Mengenal Sejarah Tradisi Bulusan di Hadipolo Kudus

Salah satu kegiatan untuk memeriahkan tradisi Bulusan di Desa Hadipolo, Kecamatan Jekulo, Kudus (sekitarpantura.com) 
Tujuh hari setelah Idul Fitri, di Dukuh Sumber, Desa Hadipolo, Kecamatan Jekulo, Kudus terdapat sebuah tradisi yang hingga kini masih berjalan. Tradisi tersebut bernama Bulusan. Meski sudah berjalan dari tahun ke tahun, namun masyarakat masih banyak yang bertanya bagaimana sejarah tradisi Bulusan tersebut.
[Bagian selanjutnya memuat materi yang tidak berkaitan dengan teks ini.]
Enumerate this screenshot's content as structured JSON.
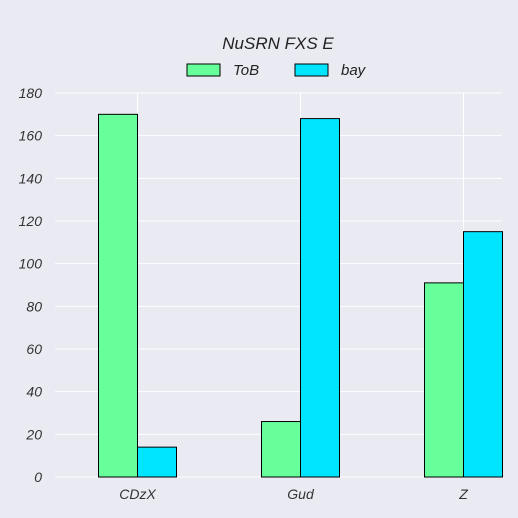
{
  "chart_data": {
    "type": "bar",
    "title": "NuSRN  FXS E",
    "xlabel": "",
    "ylabel": "",
    "categories": [
      "CDzX",
      "Gud",
      "Z"
    ],
    "series": [
      {
        "name": "ToB",
        "values": [
          170,
          26,
          91
        ],
        "color": "#66ff99"
      },
      {
        "name": "bay",
        "values": [
          14,
          168,
          115
        ],
        "color": "#00e5ff"
      }
    ],
    "ylim": [
      0,
      180
    ],
    "yticks": [
      0,
      20,
      40,
      60,
      80,
      100,
      120,
      140,
      160,
      180
    ],
    "grid": true,
    "legend": "top-center",
    "background": "#eaeaf2",
    "gridColor": "#ffffff"
  }
}
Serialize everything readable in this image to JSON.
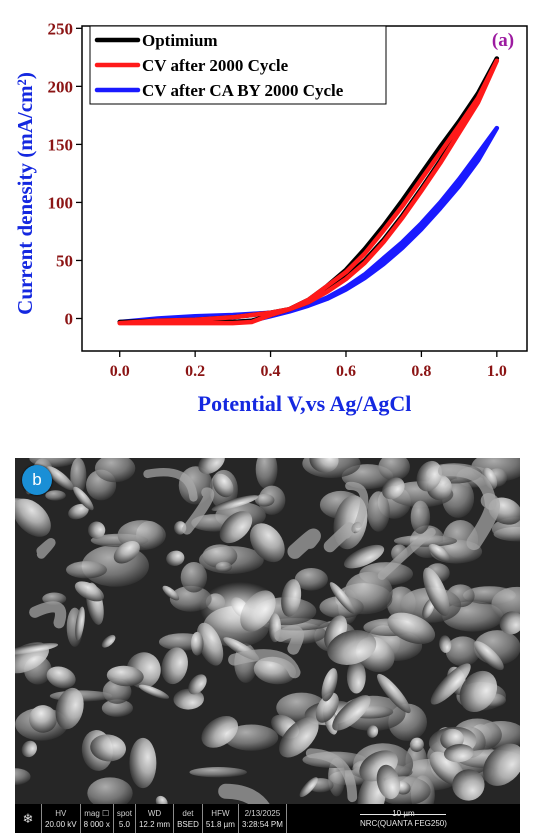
{
  "panel_a": {
    "label": "(a)",
    "colors": {
      "axis_red": "#8b1414",
      "axis_blue": "#1428e0",
      "label_purple": "#9c1aa0"
    }
  },
  "chart_data": {
    "type": "line",
    "xlabel": "Potential V,vs Ag/AgCl",
    "ylabel": "Current denesity (mA/cm²)",
    "xlim": [
      -0.1,
      1.08
    ],
    "ylim": [
      -28,
      252
    ],
    "x_ticks": [
      0.0,
      0.2,
      0.4,
      0.6,
      0.8,
      1.0
    ],
    "x_tick_labels": [
      "0.0",
      "0.2",
      "0.4",
      "0.6",
      "0.8",
      "1.0"
    ],
    "y_ticks": [
      0,
      50,
      100,
      150,
      200,
      250
    ],
    "y_tick_labels": [
      "0",
      "50",
      "100",
      "150",
      "200",
      "250"
    ],
    "grid": false,
    "legend_position": "top-left",
    "series": [
      {
        "name": "Optimium",
        "color": "#000000",
        "x": [
          0.0,
          0.1,
          0.2,
          0.3,
          0.35,
          0.4,
          0.45,
          0.5,
          0.55,
          0.6,
          0.65,
          0.7,
          0.75,
          0.8,
          0.85,
          0.9,
          0.95,
          1.0,
          0.95,
          0.9,
          0.85,
          0.8,
          0.75,
          0.7,
          0.65,
          0.6,
          0.55,
          0.5,
          0.45,
          0.4,
          0.35,
          0.3,
          0.2,
          0.1,
          0.0
        ],
        "y": [
          -3,
          -3,
          -3,
          -3,
          -2,
          3,
          8,
          16,
          28,
          42,
          60,
          80,
          102,
          125,
          148,
          170,
          194,
          224,
          188,
          162,
          136,
          112,
          89,
          68,
          50,
          36,
          24,
          14,
          8,
          5,
          3,
          1,
          -1,
          -2,
          -3
        ]
      },
      {
        "name": "CV after  2000 Cycle",
        "color": "#ff1a1a",
        "x": [
          0.0,
          0.1,
          0.2,
          0.3,
          0.35,
          0.4,
          0.45,
          0.5,
          0.55,
          0.6,
          0.65,
          0.7,
          0.75,
          0.8,
          0.85,
          0.9,
          0.95,
          1.0,
          0.95,
          0.9,
          0.85,
          0.8,
          0.75,
          0.7,
          0.65,
          0.6,
          0.55,
          0.5,
          0.45,
          0.4,
          0.35,
          0.3,
          0.2,
          0.1,
          0.0
        ],
        "y": [
          -4,
          -4,
          -4,
          -4,
          -3,
          3,
          8,
          16,
          28,
          40,
          56,
          76,
          97,
          120,
          143,
          166,
          190,
          222,
          186,
          160,
          134,
          110,
          87,
          66,
          48,
          34,
          23,
          14,
          8,
          5,
          3,
          1,
          -1,
          -2,
          -4
        ]
      },
      {
        "name": "CV after CA BY 2000 Cycle",
        "color": "#1a1aff",
        "x": [
          0.0,
          0.1,
          0.2,
          0.3,
          0.35,
          0.4,
          0.45,
          0.5,
          0.55,
          0.6,
          0.65,
          0.7,
          0.75,
          0.8,
          0.85,
          0.9,
          0.95,
          1.0,
          0.95,
          0.9,
          0.85,
          0.8,
          0.75,
          0.7,
          0.65,
          0.6,
          0.55,
          0.5,
          0.45,
          0.4,
          0.35,
          0.3,
          0.2,
          0.1,
          0.0
        ],
        "y": [
          -3,
          -3,
          -3,
          -3,
          -2,
          2,
          6,
          11,
          18,
          27,
          38,
          52,
          66,
          82,
          100,
          120,
          142,
          164,
          136,
          114,
          95,
          77,
          61,
          47,
          35,
          25,
          17,
          11,
          7,
          5,
          4,
          3,
          2,
          0,
          -3
        ]
      }
    ]
  },
  "panel_b": {
    "label": "b",
    "infobar": {
      "logo": "❄",
      "cells": [
        {
          "label": "HV",
          "value": "20.00 kV"
        },
        {
          "label": "mag ☐",
          "value": "8 000 x"
        },
        {
          "label": "spot",
          "value": "5.0"
        },
        {
          "label": "WD",
          "value": "12.2 mm"
        },
        {
          "label": "det",
          "value": "BSED"
        },
        {
          "label": "HFW",
          "value": "51.8 µm"
        },
        {
          "label": "2/13/2025",
          "value": "3:28:54 PM"
        }
      ],
      "scale_label": "10 µm",
      "instrument": "NRC(QUANTA FEG250)"
    }
  }
}
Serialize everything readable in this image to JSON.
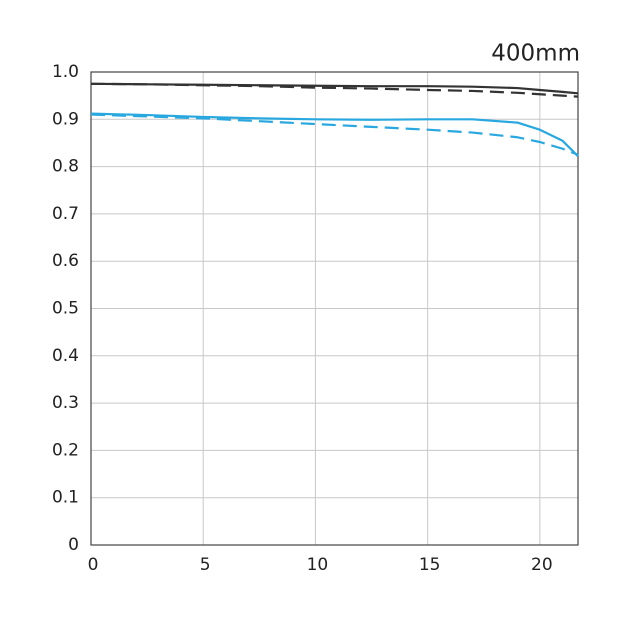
{
  "chart_data": {
    "type": "line",
    "title": "400mm",
    "x": [
      0,
      2.5,
      5,
      7.5,
      10,
      12.5,
      15,
      17,
      19,
      20,
      21,
      21.7
    ],
    "series": [
      {
        "color": "#333333",
        "dash": false,
        "values": [
          0.975,
          0.974,
          0.973,
          0.972,
          0.971,
          0.97,
          0.97,
          0.969,
          0.966,
          0.962,
          0.958,
          0.955
        ]
      },
      {
        "color": "#333333",
        "dash": true,
        "values": [
          0.975,
          0.974,
          0.972,
          0.97,
          0.967,
          0.965,
          0.962,
          0.96,
          0.956,
          0.953,
          0.95,
          0.948
        ]
      },
      {
        "color": "#29a8e0",
        "dash": false,
        "values": [
          0.912,
          0.909,
          0.905,
          0.902,
          0.9,
          0.899,
          0.9,
          0.9,
          0.893,
          0.878,
          0.855,
          0.822
        ]
      },
      {
        "color": "#29a8e0",
        "dash": true,
        "values": [
          0.91,
          0.906,
          0.902,
          0.896,
          0.89,
          0.884,
          0.878,
          0.872,
          0.862,
          0.852,
          0.838,
          0.825
        ]
      }
    ],
    "xlim": [
      0,
      21.7
    ],
    "xticks": [
      0,
      5,
      10,
      15,
      20
    ],
    "ylim": [
      0,
      1
    ],
    "yticks": [
      0,
      0.1,
      0.2,
      0.3,
      0.4,
      0.5,
      0.6,
      0.7,
      0.8,
      0.9,
      {
        "value": 1,
        "label": "1.0"
      }
    ],
    "grid": true
  }
}
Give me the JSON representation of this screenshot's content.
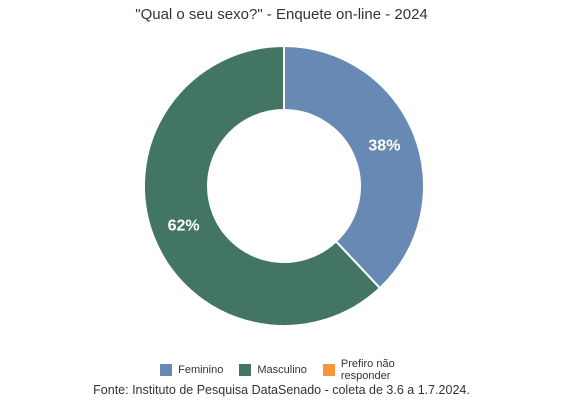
{
  "chart_data": {
    "type": "pie",
    "variant": "donut",
    "title": "\"Qual o seu sexo?\" - Enquete on-line - 2024",
    "categories": [
      "Feminino",
      "Masculino",
      "Prefiro não responder"
    ],
    "values": [
      38,
      62,
      0
    ],
    "data_labels": [
      "38%",
      "62%",
      ""
    ],
    "colors": [
      "#6789b4",
      "#427562",
      "#f7953b"
    ],
    "legend_position": "bottom",
    "source": "Fonte: Instituto de Pesquisa DataSenado - coleta de 3.6 a 1.7.2024."
  }
}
Redaksi sekitarpantura.com mencoba merangkum sejarah asal-usul adanya tradisi tersebut.
Juru kunci situs Bulusan Sudasih menceritakan, sekitar tahun 1550 M ada seorang ulama dari Mataram bernama Kiai Dudho beserta dua muridnya bernama Umara dan Umari datang ke Dukuh Sumber, Desa Hadipolo, untuk menyebarkan agama Islam.

“Mbah Dudho adalah seorang alim ulama penyebar agama Islam. Kiai Dudho sendiri merupakan sebuah julukan, karena  dalam menyiarkan agama Mbah Dudho tidak beserta istrinya, namun membawa dua orang murid.  Oleh sebagain warga ada juga yang menyebutnya Joko Samudro atau juga Raden Sayid Ahmad Khasan,” katanya.

Dalam perjalanannya menyebarkan agama Islam dia berniat untuk mendirikan sebuah pesantren. Maka ditemukanlah tempat yang tepat untuk membangun pesantren tersebut, yaitu di kaki Gunung Muria. 

Pada bulan Ramadan, tepatnya pada waktu malam Nuzulul Quran datang Sunan Muria untuk bersilaturrahmi dan membaca Alquran bersama Mbah Dhudo. Dalam perjalanannya, Sunan Muria mendengar orang bekerja di sawah pada malam hari sedang ndaut (mangambil bibit padi). 
Sunan Muria berhenti sejenak dan berkata, "Lho, malam Nuzulul Quran kok tidak baca Alquran, malah di sawah berendam air seperti bulus saja,".  

Akibat perkataan itu Umara dan Umari seketika menjadi bulus. Kemudian, datanglah Mbah Dudho untuk memintakan maaf atas kesalahan santrinya kepada Sunan Muria. Akan tetapi, ibarat nasi sudah menjadi bubur, tidak mungkin dapat kembali lagi. Akhirnya, Sunan Muria menancapkan tongkatnya ke tanah, keluar mata air atau sumber sehingga diberilah tempat itu nama Dukuh Sumber dan tongkatnya berubah menjadi pohon yang diberi nama pohon tamba ati. 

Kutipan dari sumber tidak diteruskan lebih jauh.